De salarié à associé
Cette transparence semble payer, puisque plusieurs salariés, comme Véronique Besnard (employée depuis 1998), restent fidèles à l’exploitation depuis des décennies. La chevrière est devenue au fil du temps la cheville ouvrière de l’élevage. Polyvalente, elle est capable de remplacer tout le monde, que ce soit à la traite, à la gestion des papiers, à l’élevage des jeunes ou même à la fromagerie. « Elle maîtrise tous les aspects de l’élevage et de la production, apprécie Benoît. Au plus près du troupeau, c’est elle qui prend en charge l’enregistrement des naissances et l’identification. Elle s’occupe de l’entretien du matériel et c’est elle qui commande les manchons à changer pour la salle de traite. Elle a toute notre confiance, et cela se passe très bien. »
Un fromage de qualité, fruit d’un travail collectif où chaque main compte et chaque voix est entendue
Quentin, 25 ans, est lui salarié de la ferme depuis cinq ans. À l’aise pour les travaux des champs, il assume le rôle de chef de culture et pourrait devenir à l’avenir un des associées du Gaec. L’équipe des salariés compte aussi Yvan, Valentin, Luc et les jumelles Marpessa et Vanessa.

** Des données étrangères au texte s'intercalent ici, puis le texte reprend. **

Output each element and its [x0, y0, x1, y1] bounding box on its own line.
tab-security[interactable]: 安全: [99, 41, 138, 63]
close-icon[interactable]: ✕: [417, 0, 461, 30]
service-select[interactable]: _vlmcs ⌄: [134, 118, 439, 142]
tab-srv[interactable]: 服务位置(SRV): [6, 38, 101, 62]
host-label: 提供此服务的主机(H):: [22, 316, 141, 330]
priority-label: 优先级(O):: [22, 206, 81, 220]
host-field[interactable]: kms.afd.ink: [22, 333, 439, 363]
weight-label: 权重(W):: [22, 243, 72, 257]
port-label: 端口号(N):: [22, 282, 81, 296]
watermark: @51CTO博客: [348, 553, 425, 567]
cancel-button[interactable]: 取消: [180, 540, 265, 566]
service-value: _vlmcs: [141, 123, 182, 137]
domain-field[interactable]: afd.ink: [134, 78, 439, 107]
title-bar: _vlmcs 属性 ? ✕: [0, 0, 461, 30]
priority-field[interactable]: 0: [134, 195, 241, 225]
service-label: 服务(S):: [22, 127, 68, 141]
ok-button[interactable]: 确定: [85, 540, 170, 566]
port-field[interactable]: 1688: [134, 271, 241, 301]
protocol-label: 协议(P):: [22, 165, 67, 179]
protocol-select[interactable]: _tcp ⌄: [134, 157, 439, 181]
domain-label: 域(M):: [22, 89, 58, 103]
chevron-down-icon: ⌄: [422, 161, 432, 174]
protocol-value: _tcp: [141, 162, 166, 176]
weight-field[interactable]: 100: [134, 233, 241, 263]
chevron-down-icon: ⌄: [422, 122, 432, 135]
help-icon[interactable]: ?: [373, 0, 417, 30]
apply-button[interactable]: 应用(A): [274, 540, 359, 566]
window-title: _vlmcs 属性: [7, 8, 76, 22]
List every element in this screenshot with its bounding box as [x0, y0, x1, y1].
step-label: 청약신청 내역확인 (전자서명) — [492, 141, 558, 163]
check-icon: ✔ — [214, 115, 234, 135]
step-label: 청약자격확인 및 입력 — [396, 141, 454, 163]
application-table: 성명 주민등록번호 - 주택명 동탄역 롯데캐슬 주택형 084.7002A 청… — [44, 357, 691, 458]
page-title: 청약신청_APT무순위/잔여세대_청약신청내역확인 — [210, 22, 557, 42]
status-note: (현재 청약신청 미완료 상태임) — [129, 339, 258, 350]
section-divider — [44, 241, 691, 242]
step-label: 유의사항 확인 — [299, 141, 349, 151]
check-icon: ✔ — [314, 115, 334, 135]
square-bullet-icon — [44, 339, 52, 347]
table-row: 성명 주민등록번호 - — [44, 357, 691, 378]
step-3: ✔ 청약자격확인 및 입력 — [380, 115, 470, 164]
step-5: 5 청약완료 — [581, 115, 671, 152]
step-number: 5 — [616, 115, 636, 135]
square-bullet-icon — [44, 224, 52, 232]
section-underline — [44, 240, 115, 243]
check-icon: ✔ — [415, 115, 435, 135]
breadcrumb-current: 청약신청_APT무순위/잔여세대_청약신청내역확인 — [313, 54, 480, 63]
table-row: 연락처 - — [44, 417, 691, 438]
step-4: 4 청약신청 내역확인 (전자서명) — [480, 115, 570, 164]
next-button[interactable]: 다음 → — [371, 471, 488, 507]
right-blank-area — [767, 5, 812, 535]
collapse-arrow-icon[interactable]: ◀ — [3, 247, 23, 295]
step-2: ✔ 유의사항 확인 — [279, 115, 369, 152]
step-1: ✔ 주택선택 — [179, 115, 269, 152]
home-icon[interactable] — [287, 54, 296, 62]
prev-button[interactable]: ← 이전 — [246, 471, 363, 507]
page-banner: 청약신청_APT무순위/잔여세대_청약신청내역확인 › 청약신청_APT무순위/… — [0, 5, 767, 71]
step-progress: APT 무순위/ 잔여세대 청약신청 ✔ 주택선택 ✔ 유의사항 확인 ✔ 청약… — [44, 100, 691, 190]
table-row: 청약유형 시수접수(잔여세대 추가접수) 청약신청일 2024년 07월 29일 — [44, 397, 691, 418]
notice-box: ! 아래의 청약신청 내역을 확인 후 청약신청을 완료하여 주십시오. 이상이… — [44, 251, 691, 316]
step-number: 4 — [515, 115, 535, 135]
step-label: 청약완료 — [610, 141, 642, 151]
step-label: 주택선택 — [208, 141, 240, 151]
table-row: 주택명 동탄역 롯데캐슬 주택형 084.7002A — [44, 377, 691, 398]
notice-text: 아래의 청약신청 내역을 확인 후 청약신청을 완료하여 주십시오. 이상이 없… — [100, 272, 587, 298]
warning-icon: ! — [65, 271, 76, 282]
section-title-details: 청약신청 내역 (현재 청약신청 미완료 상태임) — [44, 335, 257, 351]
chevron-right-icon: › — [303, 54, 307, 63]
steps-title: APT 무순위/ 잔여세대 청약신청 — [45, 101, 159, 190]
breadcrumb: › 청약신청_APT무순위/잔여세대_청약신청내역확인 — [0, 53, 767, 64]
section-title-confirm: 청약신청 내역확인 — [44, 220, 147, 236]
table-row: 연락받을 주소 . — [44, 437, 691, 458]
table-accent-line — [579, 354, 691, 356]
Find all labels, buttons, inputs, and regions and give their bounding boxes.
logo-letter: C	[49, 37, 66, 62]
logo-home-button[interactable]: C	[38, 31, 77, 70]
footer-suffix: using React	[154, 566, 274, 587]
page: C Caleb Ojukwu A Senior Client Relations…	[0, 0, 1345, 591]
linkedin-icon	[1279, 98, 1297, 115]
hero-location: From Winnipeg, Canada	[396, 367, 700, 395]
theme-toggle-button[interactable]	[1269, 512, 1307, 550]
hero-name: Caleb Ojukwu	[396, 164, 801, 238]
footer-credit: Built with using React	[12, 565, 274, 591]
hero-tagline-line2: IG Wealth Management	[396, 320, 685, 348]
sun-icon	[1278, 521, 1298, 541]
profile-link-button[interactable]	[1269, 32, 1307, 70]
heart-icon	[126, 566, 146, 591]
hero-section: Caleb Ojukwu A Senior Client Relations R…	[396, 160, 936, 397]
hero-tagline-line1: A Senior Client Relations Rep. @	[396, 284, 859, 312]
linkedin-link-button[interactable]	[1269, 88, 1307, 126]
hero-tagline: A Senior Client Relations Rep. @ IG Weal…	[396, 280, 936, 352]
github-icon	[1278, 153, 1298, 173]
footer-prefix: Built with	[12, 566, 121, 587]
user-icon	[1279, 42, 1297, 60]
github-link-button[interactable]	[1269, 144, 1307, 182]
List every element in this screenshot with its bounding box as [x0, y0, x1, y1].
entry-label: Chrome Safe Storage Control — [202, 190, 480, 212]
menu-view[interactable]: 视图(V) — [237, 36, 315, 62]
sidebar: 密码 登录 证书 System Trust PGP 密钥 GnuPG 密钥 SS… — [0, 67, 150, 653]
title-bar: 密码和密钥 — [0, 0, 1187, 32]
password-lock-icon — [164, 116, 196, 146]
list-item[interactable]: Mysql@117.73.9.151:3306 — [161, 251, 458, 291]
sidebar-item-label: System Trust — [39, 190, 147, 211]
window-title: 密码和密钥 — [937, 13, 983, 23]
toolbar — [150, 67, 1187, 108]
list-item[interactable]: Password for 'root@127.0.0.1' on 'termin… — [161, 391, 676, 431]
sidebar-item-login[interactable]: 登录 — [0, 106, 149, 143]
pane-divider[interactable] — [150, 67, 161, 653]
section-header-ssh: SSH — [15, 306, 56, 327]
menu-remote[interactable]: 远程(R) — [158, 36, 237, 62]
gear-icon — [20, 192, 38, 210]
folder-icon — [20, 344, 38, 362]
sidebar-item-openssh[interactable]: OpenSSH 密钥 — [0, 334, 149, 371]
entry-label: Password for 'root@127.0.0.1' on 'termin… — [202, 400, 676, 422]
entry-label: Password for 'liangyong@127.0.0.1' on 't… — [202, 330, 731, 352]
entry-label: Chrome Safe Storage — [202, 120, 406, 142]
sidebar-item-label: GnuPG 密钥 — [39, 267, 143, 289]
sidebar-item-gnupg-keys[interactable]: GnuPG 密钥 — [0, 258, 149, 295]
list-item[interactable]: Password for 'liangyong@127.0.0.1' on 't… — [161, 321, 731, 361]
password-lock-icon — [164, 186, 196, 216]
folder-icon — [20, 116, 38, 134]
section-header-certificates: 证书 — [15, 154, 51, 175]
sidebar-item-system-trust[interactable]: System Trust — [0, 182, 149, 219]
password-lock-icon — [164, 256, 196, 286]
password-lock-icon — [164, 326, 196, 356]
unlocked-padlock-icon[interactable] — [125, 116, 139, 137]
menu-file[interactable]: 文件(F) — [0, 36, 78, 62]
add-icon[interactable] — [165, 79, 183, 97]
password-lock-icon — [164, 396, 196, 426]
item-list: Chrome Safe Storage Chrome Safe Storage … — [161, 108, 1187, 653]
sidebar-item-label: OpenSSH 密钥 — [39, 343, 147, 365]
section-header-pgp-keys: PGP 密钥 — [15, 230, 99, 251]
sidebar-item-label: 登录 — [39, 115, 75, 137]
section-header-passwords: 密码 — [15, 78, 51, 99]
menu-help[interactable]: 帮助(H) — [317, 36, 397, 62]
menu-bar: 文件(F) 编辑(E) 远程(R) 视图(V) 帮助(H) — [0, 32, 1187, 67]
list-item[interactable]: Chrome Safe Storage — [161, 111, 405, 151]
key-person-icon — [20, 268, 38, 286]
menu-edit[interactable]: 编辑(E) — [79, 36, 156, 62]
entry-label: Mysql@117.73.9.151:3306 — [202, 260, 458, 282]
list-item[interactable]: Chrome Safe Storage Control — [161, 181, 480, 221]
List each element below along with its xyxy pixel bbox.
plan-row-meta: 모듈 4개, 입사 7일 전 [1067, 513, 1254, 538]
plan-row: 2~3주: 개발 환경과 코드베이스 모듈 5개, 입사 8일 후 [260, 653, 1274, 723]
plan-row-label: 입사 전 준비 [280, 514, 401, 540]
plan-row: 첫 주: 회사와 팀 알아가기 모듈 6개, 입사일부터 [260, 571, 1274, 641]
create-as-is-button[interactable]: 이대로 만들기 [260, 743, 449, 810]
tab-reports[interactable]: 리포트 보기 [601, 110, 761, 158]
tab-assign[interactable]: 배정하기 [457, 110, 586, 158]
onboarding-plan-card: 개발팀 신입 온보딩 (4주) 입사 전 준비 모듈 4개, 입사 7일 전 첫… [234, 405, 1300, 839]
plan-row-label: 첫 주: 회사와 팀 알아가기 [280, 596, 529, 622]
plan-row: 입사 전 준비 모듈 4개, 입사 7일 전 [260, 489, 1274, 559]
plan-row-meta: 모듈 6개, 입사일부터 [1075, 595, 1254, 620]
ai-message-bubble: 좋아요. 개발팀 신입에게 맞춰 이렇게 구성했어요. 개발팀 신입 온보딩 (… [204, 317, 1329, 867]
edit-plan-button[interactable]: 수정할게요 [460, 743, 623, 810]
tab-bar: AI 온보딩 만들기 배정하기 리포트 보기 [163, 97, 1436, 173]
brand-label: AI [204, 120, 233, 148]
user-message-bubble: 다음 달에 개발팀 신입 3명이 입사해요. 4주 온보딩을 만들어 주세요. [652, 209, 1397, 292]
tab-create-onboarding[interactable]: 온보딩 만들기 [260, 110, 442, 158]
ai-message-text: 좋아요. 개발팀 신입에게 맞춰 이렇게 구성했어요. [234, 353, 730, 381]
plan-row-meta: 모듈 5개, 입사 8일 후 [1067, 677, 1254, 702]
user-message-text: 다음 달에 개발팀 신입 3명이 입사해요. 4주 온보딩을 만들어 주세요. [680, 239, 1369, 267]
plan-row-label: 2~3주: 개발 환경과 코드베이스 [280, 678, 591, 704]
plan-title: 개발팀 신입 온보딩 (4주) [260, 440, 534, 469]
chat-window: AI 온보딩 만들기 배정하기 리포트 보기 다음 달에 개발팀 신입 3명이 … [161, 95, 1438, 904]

De la liberté dans l’organisation
Salariée depuis près de vingt ans sur le Gaec, Delphine avait suivi une formation à la gestion d’une crise sanitaire. C’est donc elle qui était le plus en lien avec la DDPP quand il y a eu un épisode de Stec en 2023. « Lorsqu’il y a des concours de fromages, ce sont nos salariés qui prennent l’initiative de s’inscrire et d’y participer, indique Benoît. Nous les soutenons en retour avec des primes en cas de succès, mais c’est leur démarche avant tout. »
Cette confiance témoigne de l’approche collaborative du Gaec, qui valorise ses salariés sur le long terme. Au Gaec Limouzin, l’organisation est pensée pour durer. Chaque salarié a des tâches clairement définies mais reste polyvalent, notamment en fromagerie. « J’ai remarqué que ça passe un peu mieux quand on présente une idée d’organisation en disant : voilà ce qu’on aimerait faire, comment on peut y arriver ? » Les salariés restent aussi informés de la vie de l’entreprise, « quand ça va bien mais aussi quand ça va moins bien ».
On ne parle pas de travail à table
Le salaire net s’élève à environ 2 000 euros par mois pour des semaines de 39 heures, un niveau volontairement supérieur au minimum, justifié par l’exigence du travail et la volonté de fidéliser. Certains salariés effectuent aussi des week-ends, qui sont majorés et planifiés à l’avance. L’organisation est structurée autour de plannings annuels, avec un jour de repos fixe par semaine, et des congés payés répartis sur l’année.
Les horaires sont également pensés pour préserver un équilibre vie pro/vie perso, avec une embauche matinale mais une pause petit-déjeuner fournie sur place, dans un espace convivial où on ne parle jamais de travail, une règle tacite pour préserver les moments informels. Le quotidien au Gaec Limouzin est également ponctué de moments conviviaux comme des repas en commun plusieurs fois dans l’année ou les anniversaires et les succès qui sont fêtés en équipe dans la maison du Gaec, au cœur de l’exploitation. « On se connaît ainsi mieux et cela crée un lien fort entre nous », apprécie Benoît.
Échanges informels
En fromagerie, les postes sont tournants pour répartir les tâches physiques, comme le salage ou le démoulage, et préserver la santé des salariés. L’équipe bénéficie aussi de temps d’échange informels hebdomadaires avec les associés, en particulier Benoît, qui prend soin de voir chaque salarié individuellement plusieurs fois dans la semaine. Il n’y a pas d’entretien annuel formalisé ni de fiche de poste, mais des discussions régulières, dans un esprit d’écoute et d’ajustement continu. L’humain reste au cœur du fonctionnement du Gaec.